What's the point?
Posted Mar 9, 2012 11:07 UTC (Fri) by
khim (subscriber, #9252)
In reply to:
What's the point? by kragil
Parent article:
Mozilla announces HTML5-based phone
For really cheap phones every cent matters.
True. That's why 80% of phones sold in the world today are dumbphones. People just don't buy smartphones if they don't need smartphone capabilities. But if they do then they, of course, will compare price/performance ratio, not just price.
If Mozilla can push these specs down to something like 128 mb RAM, 256 mb of storage and a 400 Mhz SOC it might really have a winner.
Nope. As I've said: in 2006, 2007, may be in 2008 - this will be huge. Today? It's pointless. Most phone SOCs today are designed with Android in mind. Otherwise tens of millions of sales are not guaranteed. And custom chip just for B2G will be more expensive! That's why B2G is trying to piggyback on Android hardware! But if it uses Android hardware then this hardware is android-capable by definition!
SOC and RAM prices matter a lot otherwise MS wouldn't have crippled Windows Mobile Phone 7.5 Series Second Enterprise Edition to be able to run on 256mb devices.
It's matter of timing. If you want to ship device right now, today, then 256MB is somewhat cheaper then 512MB (and 1GB is significantly more expensive), but 128MB make no sense already. Year from now it'll be 512MB for cheapest reasonable option and 1GB will be only marginally more costly. Two (perhaps three) years from now 1GB will be reasonable minimum.

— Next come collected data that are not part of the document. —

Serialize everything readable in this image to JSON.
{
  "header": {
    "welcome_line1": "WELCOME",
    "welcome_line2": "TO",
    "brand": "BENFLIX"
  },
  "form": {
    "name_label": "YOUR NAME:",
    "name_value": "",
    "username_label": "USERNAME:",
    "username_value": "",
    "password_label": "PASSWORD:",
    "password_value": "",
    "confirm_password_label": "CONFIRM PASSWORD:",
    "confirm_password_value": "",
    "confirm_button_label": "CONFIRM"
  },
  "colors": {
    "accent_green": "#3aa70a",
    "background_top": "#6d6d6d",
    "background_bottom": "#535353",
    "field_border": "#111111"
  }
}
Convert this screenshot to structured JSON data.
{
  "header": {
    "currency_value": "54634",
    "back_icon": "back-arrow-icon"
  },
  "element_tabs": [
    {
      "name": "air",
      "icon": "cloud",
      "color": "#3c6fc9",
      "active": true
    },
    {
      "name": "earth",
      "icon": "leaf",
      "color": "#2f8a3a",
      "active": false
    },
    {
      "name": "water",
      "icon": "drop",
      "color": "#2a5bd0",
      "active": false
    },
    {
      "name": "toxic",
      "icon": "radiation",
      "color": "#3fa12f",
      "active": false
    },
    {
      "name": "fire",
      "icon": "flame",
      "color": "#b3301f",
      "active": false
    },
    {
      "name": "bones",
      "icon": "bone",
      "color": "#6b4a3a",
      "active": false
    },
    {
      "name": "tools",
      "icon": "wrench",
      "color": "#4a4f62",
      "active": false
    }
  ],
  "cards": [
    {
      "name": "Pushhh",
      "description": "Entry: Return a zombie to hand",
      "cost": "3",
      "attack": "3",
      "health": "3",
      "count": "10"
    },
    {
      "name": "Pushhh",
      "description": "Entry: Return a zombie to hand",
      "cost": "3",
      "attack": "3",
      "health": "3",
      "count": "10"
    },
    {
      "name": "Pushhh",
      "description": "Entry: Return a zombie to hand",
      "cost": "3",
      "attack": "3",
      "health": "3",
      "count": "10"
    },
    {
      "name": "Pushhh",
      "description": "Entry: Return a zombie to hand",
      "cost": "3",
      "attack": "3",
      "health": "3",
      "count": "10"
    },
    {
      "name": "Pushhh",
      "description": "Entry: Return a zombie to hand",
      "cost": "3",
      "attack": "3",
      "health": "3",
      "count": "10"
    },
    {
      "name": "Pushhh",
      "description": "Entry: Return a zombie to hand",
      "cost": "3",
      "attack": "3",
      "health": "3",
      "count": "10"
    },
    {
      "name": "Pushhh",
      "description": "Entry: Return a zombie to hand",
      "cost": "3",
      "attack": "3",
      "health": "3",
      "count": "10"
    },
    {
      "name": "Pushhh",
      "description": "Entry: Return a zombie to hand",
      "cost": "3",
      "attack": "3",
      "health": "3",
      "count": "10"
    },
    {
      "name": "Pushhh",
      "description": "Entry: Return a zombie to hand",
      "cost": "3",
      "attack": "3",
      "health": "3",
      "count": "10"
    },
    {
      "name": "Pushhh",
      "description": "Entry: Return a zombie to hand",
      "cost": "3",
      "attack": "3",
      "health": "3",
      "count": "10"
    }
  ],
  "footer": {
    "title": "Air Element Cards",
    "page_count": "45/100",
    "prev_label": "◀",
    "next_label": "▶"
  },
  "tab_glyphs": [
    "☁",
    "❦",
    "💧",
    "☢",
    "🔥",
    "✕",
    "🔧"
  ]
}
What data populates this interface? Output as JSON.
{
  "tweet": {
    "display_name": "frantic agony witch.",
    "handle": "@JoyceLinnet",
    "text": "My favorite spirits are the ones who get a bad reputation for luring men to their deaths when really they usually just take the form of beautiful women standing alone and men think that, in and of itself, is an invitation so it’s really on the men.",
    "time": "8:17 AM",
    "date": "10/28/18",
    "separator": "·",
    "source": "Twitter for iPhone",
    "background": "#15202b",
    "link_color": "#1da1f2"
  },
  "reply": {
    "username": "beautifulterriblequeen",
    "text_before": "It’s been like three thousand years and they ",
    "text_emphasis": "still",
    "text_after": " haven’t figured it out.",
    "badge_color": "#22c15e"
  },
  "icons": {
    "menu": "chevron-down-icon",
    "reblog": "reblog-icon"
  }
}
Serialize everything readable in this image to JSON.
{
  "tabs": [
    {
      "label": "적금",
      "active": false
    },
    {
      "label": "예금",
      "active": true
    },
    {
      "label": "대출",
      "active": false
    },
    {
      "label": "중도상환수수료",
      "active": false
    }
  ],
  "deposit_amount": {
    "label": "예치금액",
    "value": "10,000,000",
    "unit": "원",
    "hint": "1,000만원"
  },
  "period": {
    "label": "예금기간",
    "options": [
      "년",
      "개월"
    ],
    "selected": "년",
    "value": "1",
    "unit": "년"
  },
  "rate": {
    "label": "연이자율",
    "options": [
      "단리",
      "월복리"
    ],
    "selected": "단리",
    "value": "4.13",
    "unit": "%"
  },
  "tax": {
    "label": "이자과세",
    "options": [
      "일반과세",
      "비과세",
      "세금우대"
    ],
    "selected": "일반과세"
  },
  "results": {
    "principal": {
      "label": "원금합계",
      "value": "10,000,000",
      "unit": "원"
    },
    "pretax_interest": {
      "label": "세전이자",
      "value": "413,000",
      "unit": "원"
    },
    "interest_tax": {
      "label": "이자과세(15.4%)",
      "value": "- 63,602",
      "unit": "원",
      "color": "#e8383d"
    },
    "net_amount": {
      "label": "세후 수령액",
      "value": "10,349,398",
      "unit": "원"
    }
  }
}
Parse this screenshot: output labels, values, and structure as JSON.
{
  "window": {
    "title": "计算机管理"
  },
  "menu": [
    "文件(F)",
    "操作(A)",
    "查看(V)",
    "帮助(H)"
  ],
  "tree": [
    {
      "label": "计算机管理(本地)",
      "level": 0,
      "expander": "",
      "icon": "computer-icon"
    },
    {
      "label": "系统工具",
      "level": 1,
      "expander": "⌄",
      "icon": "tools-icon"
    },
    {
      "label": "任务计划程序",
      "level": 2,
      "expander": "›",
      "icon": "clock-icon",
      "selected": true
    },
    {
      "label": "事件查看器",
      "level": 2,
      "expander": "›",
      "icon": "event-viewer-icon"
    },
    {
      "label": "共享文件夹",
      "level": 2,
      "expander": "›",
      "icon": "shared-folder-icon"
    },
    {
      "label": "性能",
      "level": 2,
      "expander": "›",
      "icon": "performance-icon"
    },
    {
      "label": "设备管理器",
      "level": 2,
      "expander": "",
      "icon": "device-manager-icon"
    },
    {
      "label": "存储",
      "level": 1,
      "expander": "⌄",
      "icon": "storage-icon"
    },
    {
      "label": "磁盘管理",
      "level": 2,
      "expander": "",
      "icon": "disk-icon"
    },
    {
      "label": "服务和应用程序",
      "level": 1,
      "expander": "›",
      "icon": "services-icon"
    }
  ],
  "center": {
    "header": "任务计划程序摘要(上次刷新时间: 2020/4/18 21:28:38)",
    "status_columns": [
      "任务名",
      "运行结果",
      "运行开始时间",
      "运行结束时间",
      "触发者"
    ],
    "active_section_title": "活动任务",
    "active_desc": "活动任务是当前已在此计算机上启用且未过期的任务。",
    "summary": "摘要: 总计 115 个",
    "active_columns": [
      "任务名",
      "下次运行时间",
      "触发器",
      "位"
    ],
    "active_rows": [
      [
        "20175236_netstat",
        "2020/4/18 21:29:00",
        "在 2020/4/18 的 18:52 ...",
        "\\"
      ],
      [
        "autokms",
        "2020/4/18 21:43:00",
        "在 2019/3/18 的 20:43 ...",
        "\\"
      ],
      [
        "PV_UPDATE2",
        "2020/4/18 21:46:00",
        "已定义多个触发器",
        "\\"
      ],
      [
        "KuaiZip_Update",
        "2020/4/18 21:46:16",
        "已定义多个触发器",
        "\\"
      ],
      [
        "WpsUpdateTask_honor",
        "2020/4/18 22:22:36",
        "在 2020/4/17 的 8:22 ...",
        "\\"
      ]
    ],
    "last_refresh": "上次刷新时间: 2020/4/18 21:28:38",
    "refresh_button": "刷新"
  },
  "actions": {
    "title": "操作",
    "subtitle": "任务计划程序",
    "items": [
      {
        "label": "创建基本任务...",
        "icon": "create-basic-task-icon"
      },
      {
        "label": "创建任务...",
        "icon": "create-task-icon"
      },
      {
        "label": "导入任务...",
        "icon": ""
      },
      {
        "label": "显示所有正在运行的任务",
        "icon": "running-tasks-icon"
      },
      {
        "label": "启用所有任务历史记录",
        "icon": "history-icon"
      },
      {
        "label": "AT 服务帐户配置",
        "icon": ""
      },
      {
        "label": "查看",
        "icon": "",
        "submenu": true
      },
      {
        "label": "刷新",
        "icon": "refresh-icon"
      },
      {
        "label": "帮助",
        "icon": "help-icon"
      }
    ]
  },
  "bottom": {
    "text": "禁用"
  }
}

Moore's law makes things cheaper, but it does not mean you can buy cheaper and cheaper chips: manufacturers usually prefer to sell more complex chip for the same (or almost the same) price. And contemporary state-of-the-art processes are incredibly expensive: they can produce very cheap SOCs… but only if you measure quantities in tens of millions. Go to single digit millions - and it's suddenly significantly more expensive, go to hundreds of thousands - and price will go through the roof!
If you build millions and millions of these things every cent matters, no doubt about it.
Sales matter more. If you don't know if you can sell “millions and millions” of these devices then you can get cheap prices only if you are ready to buy tens of millions of SOCs without buyers for the phones. Note that totally cumulative sales of Windows Phone 7 sales are yet to reach 10 million (they are about to cross that line… 1.5 years after start of the sales). Mozilla probably has enough money in bank to try that, but then it'll be stuck with one particular SOC for a long, long time. No a way to win the war.
The times when low spec mattered are long gone. It was important capability 15 years ago (when low-spec PalmOS ruled the PDA world), but today it's no longer a problem to solve.
This concentration on low-spec phones is classic "fight the last war": you can sell existing, established platform using this selling point (that's why Symbian, Samsung Wave and others are still around), but it matters only for large, yet constantly shrinking market which makes it stupid for the new platform development.